Brain.fm. While I use the web app when working, I sometimes use the mobile app when I want to relax or meditate. With the AirPods Pro, it’s a fantastic combo.
Noizio. An app that play sounds, to let me focus, relax, or simply drown out outside noises. It has been shown that the right amount of noise makes you more productive. With Noizio, you can choose among sounds like rain and thunder, fireplace, birds in the park, crowded street, cafe ambiance, wave sounds on the shore, and many more.
Loom. I just downloaded this app to quickly share video from my smartphone.
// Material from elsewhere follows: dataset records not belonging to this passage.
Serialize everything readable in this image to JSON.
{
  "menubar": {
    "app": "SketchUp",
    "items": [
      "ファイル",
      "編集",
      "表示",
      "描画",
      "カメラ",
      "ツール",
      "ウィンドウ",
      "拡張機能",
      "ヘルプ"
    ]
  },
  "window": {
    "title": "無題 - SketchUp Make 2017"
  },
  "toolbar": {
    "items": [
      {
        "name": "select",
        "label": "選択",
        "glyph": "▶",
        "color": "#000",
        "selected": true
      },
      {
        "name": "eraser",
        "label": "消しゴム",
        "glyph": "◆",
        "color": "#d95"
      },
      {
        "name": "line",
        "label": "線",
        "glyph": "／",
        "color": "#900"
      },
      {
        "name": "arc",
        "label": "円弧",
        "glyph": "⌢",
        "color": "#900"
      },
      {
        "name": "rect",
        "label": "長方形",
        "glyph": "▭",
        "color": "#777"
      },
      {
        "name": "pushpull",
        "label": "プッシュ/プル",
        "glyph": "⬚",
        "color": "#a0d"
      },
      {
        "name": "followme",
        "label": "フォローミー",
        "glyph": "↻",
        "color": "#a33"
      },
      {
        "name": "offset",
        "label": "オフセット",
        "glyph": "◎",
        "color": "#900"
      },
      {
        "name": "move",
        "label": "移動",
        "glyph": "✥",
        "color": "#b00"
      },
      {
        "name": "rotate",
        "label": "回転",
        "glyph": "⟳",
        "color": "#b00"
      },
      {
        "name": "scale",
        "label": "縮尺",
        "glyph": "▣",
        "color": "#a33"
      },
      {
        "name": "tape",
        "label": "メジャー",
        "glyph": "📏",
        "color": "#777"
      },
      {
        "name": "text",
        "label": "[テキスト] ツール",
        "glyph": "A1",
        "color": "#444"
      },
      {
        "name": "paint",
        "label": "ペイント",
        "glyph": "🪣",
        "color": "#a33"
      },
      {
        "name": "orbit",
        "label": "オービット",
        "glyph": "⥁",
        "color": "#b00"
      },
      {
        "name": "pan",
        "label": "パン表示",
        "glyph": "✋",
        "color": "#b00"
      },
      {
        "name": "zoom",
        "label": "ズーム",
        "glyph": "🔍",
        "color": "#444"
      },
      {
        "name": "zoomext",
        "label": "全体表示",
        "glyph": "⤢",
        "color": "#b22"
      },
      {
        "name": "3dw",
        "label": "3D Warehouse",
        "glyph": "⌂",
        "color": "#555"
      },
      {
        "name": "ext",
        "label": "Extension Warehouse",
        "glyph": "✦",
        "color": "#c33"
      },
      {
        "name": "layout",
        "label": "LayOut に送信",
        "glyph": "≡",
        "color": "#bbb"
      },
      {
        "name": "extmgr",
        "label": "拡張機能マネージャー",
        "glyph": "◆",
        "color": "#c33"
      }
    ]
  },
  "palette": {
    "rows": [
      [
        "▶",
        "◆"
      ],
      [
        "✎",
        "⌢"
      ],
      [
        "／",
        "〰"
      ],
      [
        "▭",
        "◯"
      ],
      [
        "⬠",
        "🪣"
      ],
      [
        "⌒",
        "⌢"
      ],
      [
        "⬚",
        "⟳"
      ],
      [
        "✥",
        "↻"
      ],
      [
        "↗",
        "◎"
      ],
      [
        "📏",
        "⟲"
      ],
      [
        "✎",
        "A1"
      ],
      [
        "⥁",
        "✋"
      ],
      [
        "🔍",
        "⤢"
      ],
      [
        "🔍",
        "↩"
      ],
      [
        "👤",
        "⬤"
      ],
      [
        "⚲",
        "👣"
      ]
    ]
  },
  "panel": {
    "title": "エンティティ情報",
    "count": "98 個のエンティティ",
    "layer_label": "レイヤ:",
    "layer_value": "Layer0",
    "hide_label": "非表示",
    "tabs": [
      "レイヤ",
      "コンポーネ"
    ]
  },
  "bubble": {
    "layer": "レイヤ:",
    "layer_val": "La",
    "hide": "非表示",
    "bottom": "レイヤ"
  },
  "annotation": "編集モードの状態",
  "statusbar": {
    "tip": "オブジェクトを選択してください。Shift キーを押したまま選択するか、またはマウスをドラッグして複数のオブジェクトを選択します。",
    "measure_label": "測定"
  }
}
I think it’s great to quickly share medium to long videos, as it works better than recording the video with the native camera app, then having to send a huge file over WhatsApp or SMS.
Whatsapp. A great majority of my contacts use it. Besides, not everyone is on iPhone so it’s a great alternative to iMessage. Regular text messages are a thing of the past.
1Password. Since I store all my passwords in 1Password, it makes my life much easier when I need to log in websites from my phone.
As I said, I’m not using Chrome much, but when I do, here are the extensions I use.
Pocket. To quickly save articles for later.
uBlock Origin. To get rid of pesky ads.
1Password: do I need to explain?
SearchPreview. It makes search engine results so much more pleasing to the eyes, by providing a little thumbnail for each website, as well as an indicator of the site’s authority.
Discussion button for Google Search. This adds a nifty Discussions button to let you search only in comments and forums.
Tab to the next. Just so when I open a new tab, it pops right after my current tab, rather than at the end of the tab bar.
UberSuggest for Chrome. I discovered this extension yesterday. If you don’t know UberSuggest, it’s a great SEO tool made by Neil Patel. If you’re into SEO, I strongly recommend you taking a look. The Chrome extension integrates most of the app’s features so you don’t need to to log in to the app each time you want to use it. It works right off the bat from within your Google searches.
The one productivity tip you’d recommend
Just start small.
It works like magic. Whatever you have to do, from the most menial task to the biggest project you dream of tackling, thinking, pondering and planning won’t get you anywhere. You just have to start. Even if it’s a grandiose project, break it into the smallest steps possible and begin at once. Big endeavours are for suckers.